On 11/23/2020 at 6:05 PM, CharonY said:

Yes and no. For the most part no or at least it is not as easy. Generally speaking your blood proteome correlates with your current condition, but it is fairly dynamic. I.e. it changes during the day, depends on how much you eat or drink, whether you are stressed or not and so on. There are certain proteins that start increasing if there are damages, but they are not always specific (e.g. certain inflammation markers) and those that are more specific tend to be markers that are associated with serious injury (with e.g. cause the leakage of those proteins into the bloodstream). And even then it is often necessary to combine several protein biomarkers and/or other biomarkers (e.g. creatinine levels and other indicators) in order to make a proper diagnosis. Disease that are much less well defined, such as many of those you have listed generally only display generic markers such increased inflammation. The reason for that is pretty clear. Injury and inflammation, regardless of origin, tend to affect similar pathways and it is unclear where there is a simple yes/no response. More likely we see quantitative differences. However, they could depend a lot on the individual (i.e. individual may have different healthy baselines) making them not trivial to use clinically.

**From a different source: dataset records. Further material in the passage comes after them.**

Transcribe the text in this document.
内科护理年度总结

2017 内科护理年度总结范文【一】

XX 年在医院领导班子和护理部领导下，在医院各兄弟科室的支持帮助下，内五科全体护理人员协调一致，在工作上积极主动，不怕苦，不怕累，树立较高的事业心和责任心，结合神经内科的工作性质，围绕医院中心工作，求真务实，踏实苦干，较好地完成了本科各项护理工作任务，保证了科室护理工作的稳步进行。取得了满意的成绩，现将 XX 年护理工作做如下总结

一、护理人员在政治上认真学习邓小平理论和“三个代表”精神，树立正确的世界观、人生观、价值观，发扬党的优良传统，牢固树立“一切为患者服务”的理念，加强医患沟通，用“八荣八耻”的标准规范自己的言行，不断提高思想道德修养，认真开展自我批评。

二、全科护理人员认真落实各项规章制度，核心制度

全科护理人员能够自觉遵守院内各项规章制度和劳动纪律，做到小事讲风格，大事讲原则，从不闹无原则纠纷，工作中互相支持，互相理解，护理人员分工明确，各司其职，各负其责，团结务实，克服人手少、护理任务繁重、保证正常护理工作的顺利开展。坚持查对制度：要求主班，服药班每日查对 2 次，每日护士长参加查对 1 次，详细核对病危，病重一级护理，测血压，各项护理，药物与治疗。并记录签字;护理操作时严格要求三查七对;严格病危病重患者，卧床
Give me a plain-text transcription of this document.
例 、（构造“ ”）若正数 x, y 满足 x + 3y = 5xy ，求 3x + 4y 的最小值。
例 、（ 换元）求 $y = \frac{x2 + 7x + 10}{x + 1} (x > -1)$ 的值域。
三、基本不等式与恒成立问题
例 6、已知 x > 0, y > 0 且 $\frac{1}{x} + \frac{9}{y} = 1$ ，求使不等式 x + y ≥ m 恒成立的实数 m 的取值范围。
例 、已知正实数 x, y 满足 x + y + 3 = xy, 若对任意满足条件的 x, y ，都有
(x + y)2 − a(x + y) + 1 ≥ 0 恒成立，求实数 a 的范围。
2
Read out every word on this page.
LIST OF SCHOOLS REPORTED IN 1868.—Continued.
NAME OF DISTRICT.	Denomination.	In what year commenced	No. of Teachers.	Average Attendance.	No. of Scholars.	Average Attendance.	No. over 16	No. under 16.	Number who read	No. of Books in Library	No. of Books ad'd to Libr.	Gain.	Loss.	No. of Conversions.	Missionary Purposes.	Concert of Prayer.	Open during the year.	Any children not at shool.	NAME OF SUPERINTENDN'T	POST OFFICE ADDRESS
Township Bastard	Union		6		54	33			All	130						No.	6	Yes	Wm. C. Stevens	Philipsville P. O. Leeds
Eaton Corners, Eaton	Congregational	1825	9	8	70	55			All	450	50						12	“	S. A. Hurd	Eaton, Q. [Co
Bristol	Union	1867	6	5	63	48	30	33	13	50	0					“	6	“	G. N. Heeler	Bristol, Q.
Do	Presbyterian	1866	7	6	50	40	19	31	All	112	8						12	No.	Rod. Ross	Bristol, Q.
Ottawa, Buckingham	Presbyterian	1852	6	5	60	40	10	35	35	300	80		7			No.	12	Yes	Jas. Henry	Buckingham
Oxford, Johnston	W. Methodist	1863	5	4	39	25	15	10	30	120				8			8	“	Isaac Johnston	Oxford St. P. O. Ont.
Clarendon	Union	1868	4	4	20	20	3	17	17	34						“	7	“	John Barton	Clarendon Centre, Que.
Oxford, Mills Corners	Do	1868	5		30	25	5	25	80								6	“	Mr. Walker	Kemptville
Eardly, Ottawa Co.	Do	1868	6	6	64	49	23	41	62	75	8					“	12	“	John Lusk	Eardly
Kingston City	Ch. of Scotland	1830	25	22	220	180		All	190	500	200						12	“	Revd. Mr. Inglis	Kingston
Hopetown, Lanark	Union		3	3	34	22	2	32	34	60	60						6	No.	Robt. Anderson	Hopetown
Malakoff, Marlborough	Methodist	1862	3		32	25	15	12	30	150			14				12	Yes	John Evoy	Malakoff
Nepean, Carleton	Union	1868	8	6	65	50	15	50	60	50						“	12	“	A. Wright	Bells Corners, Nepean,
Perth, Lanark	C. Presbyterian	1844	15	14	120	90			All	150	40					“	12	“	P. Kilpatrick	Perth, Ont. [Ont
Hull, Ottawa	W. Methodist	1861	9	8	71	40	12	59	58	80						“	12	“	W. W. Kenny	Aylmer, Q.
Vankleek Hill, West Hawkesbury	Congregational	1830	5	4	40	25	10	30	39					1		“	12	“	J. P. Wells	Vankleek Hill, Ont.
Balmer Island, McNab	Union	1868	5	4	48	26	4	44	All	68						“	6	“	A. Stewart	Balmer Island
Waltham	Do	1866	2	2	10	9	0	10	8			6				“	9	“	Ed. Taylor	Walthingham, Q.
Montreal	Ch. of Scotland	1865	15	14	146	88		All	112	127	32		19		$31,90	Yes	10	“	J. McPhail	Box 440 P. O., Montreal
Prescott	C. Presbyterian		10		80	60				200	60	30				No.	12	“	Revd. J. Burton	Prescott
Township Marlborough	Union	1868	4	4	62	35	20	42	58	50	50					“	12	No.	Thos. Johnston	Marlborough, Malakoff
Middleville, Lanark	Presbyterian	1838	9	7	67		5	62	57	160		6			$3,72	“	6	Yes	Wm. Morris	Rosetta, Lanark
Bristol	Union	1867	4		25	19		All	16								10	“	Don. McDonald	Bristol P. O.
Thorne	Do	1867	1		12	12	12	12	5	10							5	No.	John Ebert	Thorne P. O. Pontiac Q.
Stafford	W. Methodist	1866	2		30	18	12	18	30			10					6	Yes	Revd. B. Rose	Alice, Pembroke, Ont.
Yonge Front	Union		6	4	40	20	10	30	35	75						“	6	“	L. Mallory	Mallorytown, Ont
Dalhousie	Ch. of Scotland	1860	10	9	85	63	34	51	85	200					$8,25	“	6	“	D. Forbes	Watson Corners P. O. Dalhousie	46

There are efforts to identify and build biomarker panels (i.e. groups of proteins) that together might diagnose issues typically using proteomic techniques, but success rates have been low with some successes. Also, there are non-protein biomarker candidates, such as DNA modifications in the case of colon cancer.

Finally, once there is a candidate in actual clinical use typically protein levels are measured via ELISA, as those are the most robust to handle. For discovery, mass spectrometry is typically used.

Well the above post explains it and sadly the human body is more complex as lot of popular science like to point out the holy grail by year 2050 may be we may have lab on chip a small microchip that looks at the blood and protein and can diagnose. And most likely that never will come to be if it is 50 years from now or 100 years from now that just the way human body built.

It is sad but the way the human is built things like lab on chip will alway be scfi.
 

May be the medical tricorder will have better luck in 50 or 100 years from now.